Bir şehrin göçle imtihanı: Gidenler umduğunu bulamadı, kalanlar ise çaresiz...

Ağrı'da 30 binin üzerinde genç şehri terk etti. Bu rakam birçok ilçe nüfusunu geçerken, şehirde yarattığı etki ise tahmin edilenlerin ötesinde.

Özkan Öztaş

Ağrı Türkiye'nin en yoksul vilayetlerinden birisi. Şehirde son yıllarda iş bulamadıkları için ya da gelecek kaygısıyla yurt dışına yapılan göçler herkesin gündeminde. Özellikle de genç nüfusun başvurduğu bu yol sonucunda son yıllarda 40 bine yakın kişinin başta ABD ve Kanada olmak üzere Fransa, Almanya ve çeşitli Ortadoğu ülkelerine göç ettiği tahmin ediliyor.
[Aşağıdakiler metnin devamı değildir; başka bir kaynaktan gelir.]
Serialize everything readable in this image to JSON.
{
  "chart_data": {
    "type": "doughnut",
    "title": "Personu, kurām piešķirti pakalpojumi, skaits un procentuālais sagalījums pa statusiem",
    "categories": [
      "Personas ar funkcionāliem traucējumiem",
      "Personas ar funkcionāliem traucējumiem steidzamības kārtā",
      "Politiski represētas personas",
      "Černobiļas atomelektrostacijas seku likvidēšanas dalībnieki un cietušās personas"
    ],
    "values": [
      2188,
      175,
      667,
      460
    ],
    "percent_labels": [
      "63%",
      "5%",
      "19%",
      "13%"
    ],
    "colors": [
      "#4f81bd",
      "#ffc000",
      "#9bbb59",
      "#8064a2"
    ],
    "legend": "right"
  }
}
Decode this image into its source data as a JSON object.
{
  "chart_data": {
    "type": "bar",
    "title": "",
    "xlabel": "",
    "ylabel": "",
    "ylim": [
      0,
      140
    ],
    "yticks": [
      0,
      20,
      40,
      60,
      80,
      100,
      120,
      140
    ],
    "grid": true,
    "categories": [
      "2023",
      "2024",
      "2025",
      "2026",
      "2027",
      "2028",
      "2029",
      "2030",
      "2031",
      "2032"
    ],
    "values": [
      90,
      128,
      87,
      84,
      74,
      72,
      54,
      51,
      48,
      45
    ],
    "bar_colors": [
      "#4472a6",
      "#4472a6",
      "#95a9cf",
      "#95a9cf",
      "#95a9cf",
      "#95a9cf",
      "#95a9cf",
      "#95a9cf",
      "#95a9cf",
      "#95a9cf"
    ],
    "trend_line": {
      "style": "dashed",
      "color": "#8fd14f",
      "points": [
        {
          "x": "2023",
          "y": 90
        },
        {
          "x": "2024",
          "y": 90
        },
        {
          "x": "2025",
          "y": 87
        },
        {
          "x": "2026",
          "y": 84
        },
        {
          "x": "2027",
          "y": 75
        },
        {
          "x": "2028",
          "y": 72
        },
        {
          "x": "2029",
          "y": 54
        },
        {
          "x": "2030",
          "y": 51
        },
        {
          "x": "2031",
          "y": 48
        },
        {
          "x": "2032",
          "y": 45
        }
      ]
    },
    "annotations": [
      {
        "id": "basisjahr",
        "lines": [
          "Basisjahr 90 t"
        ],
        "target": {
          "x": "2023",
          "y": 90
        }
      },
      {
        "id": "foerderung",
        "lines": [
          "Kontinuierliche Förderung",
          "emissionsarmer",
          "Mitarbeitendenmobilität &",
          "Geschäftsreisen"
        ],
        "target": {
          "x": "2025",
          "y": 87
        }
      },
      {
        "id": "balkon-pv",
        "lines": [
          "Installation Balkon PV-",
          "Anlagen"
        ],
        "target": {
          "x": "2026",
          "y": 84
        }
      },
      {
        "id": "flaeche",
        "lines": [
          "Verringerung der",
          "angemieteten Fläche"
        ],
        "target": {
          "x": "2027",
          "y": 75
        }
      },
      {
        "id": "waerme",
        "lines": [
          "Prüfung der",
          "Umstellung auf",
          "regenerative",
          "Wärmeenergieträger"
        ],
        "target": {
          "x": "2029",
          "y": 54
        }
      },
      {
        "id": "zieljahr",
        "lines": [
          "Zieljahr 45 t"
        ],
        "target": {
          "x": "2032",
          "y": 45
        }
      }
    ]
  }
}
Göç eden bu rakam Ağrı'nın Taşlıçay, Hamur, Eleşkirt, Tutak ilçelerinin nüfuslarını geçerken Diyadin ilçesinin nüfusuna da denk düşüyor neredeyse. Yani son 3 yılda Ağrı'dan yurt dışına yapılan göçlerin sayısı kabaca şehirdeki bir ilçenin haritadan silinmesi manasına geliyor. 

'Yurt içinde gerçekleşen göç hareketliliğini takip etmek dahi mümkün değil'

Yurt dışına göç edenlerin dışında ciddi bir göç hareketliliğini de yurt içinde mevsimlik işlerde ya da inşaat sektöründe belli bir zaman diliminde çalışan emekçiler oluşturuyor. Resmi bir sayı bulmak bu açında güç olsa da ilçelerden ve köylerden toplanan rakamlara bakıldığında sayının 100 bine yaklaştığı tahmin ediliyor. 

Genelde Batı'daki kentlere göç edenlerin aile bireylerinin eğitim hayatlarına devam edebilmesi, sağlık hizmetlerindeki sürekliliğinin koruması, sosyal yardımlaşma haklarının kullanımı ve seçimlerde oy kullanmak adına ikametlerini geçici olarak gittikleri şehirlere taşımadıkları ifade ediliyor. Konuyla ilgili soL Haber'e konuşan Tutak ilçesinden inşaat işçisi Mehmet Deniz, "Dilediğiniz herhangi bir inşaat şantiyesine gidebilirsiniz hiç fark etmez. İçinden Ağrılı birine rastlamadıysanız şantiyede sorun vardır" diye özetliyor bu durumu. 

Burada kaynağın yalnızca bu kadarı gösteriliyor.